I, too, have some climbing questions, and so as not to hijack the thread but add to it, I will ask them in a relative fashion...
My boat is a mere 27' vessel, and the mast "I" is about 35-ish feet. That puts total mast height above waterline at the head
someplace near 44 feet or less, if my math is right. Above deck
, it is about 35 though. The cross section of the mast is rather narrow, and it is likely the original spar set.
I am dropping the mast in the coming month or so, and rewiring it as well as installing new running rigging
. My question has to do with access once that is accomplished and the mast is repositioned atop the deck (it is deck-stepped). I have no illusion that I will surely forget something (like adding the third or fourth halyard, repairing the steaming lights aloft, or some such foolishness), and I will also want to maintain the masthead fittings if possible.
I am going to redesign and build a standing lift
that I can prop against the mast near the peak to examine and work
on the very top after I am aloft, akin to a device I once used to climb trees (a hunting trick), which essentially is a notch cut into a plank that is strapped to the feet, allowing me to stand higher at the last little bit, and using a safety tether around the mast to keep me close to it). I could use such a device to climb the mast if it was rougher, but it is slick as can be aluminum
, so that will probably only be useful standing at the top, if at all... I may be able to apply a non-slip rubbery finish to the plank, though, so...??
I weigh a shade under 300 pounds, and am 6'2" tall. I am losing weight slowly, but let's for the sake of discussion keep me at 300 lbs. I need to determine what could benefit me to lift
my plump arse up the mast, given that the Admiral does not have the strength, nor the desire (she is afraid, I believe, and that is not a winning situation), to be able to winch
me up there, allow me to work
, then retrieve me safely.
I have been considering if there is some way such as a motorized winch or perhaps another means of lifting myself, or using blocks and tackle, a chain hoist on a halyard (or better, two or three), or any number of other devices to lift myself to the top of this mast.
Currently, as stated, the running rigging
is not installed, but I believe that the sheaves are still present, the halyards have just been removed. The PO was going to drop the mast, apparently, and repair some mast step compression
in the cabin
top, and the same is my goal at first.
Still, after the mast is restepped, I still will have to go aloft at times to handle things, change bulbs, etc., and I need to arrive upon a low cost, relatively safe method of doing so, and preferably that method can be stored aboard within reasonable space of storage
. Items that can do double duty of course get better nods than those that are only useful for this single issue.
I currently do not have an anchor
windlass, but may consider adding one.
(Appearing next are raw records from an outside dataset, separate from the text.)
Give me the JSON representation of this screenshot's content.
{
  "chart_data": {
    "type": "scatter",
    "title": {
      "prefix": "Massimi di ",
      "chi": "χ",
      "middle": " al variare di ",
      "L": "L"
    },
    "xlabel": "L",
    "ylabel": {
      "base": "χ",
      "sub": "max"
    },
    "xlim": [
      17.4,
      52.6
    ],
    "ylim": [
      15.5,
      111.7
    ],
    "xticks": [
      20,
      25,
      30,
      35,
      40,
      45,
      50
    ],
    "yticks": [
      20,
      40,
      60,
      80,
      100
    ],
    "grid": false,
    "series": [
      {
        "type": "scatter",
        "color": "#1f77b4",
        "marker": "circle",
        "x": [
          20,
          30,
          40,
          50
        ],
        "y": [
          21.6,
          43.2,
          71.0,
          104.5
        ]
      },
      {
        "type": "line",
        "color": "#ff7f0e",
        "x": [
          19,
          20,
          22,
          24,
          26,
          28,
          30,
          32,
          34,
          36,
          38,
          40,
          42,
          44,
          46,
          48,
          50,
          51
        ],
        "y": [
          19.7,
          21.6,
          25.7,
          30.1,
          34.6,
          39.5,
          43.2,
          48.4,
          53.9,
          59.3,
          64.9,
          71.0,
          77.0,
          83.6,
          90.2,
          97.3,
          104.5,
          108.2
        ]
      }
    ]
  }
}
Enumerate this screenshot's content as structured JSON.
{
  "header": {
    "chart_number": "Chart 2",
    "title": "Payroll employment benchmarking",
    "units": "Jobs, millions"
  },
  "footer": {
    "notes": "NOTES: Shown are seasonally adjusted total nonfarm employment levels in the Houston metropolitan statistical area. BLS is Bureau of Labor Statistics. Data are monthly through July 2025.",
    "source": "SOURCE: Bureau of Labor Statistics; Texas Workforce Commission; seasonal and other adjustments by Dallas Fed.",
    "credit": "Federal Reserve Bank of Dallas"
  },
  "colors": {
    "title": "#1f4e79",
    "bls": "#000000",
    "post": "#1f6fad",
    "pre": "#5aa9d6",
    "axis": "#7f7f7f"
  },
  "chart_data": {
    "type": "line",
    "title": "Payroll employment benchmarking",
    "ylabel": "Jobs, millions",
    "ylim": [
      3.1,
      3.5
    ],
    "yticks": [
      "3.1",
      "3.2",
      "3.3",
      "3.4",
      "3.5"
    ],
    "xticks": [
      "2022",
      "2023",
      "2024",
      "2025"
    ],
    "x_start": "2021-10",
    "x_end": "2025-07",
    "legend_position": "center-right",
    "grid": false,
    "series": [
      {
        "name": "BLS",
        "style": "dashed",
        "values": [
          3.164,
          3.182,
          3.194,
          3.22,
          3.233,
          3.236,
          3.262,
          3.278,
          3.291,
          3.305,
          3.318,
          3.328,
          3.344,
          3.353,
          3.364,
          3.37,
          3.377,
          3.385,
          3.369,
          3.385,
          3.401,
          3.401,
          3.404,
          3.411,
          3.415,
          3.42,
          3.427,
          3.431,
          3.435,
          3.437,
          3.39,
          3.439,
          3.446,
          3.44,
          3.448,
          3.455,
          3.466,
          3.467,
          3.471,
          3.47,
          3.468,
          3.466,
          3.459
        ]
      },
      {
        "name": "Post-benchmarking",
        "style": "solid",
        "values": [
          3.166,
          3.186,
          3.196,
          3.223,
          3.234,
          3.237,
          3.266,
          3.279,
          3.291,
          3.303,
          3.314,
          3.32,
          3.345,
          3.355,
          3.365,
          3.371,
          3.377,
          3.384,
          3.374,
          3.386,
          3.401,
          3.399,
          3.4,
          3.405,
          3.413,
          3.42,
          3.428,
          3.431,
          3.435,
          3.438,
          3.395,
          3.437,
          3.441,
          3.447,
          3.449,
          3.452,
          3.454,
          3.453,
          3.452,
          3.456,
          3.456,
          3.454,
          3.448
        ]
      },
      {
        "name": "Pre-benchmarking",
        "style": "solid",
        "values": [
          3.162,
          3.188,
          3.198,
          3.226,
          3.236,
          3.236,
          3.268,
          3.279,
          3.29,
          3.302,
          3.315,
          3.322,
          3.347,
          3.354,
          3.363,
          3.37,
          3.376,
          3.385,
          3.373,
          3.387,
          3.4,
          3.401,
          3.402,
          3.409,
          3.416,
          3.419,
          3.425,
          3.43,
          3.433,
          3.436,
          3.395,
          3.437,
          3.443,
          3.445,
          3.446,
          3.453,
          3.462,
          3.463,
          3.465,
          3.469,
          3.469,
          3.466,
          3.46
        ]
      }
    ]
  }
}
I also do not have but three single speed winches on deck (2 size 7's and a 6), and none are aimed such that they would directly put tension on lines that run up the mast. There are two winch mounting plates (one either side) at chest level (for me) on the sides of the mast itself, but I would need to add winches to these mounting points (also willing to do, and probably will do in fact, regardless of whether they factor into this issue).
top appears to be plenty solid with my 300 lbs standing upon it, only giving slightly at the mast step itself at the moment, and that is soon to be remedied with a great deal of fiberglass
, and ply material coring (or resin and glass alone, not sure yet) that I am about to install.
I am new to lifting myself aloft, but have used a bosun's chair (was lowered and lifted by someone else) in the distant past (US Navy service
as well as work in other related fields), and was half this weight of body during those exercises.
I have not used pruissic knots or other climbing knots and ascension methods before, so would have to learn how to handle those should that be the best option. However, if I can use a winch of some sort and a remote
, that may be best, I am unsure.
What options do I have, and what would be the first I should consider, if you have enough info to make a suggestion? Also, would that suggestion apply to the original and additional posters on this thread? What risks are present with that method? What benefits are present? What emergency
procedures would be useful should that method fail to work as intended?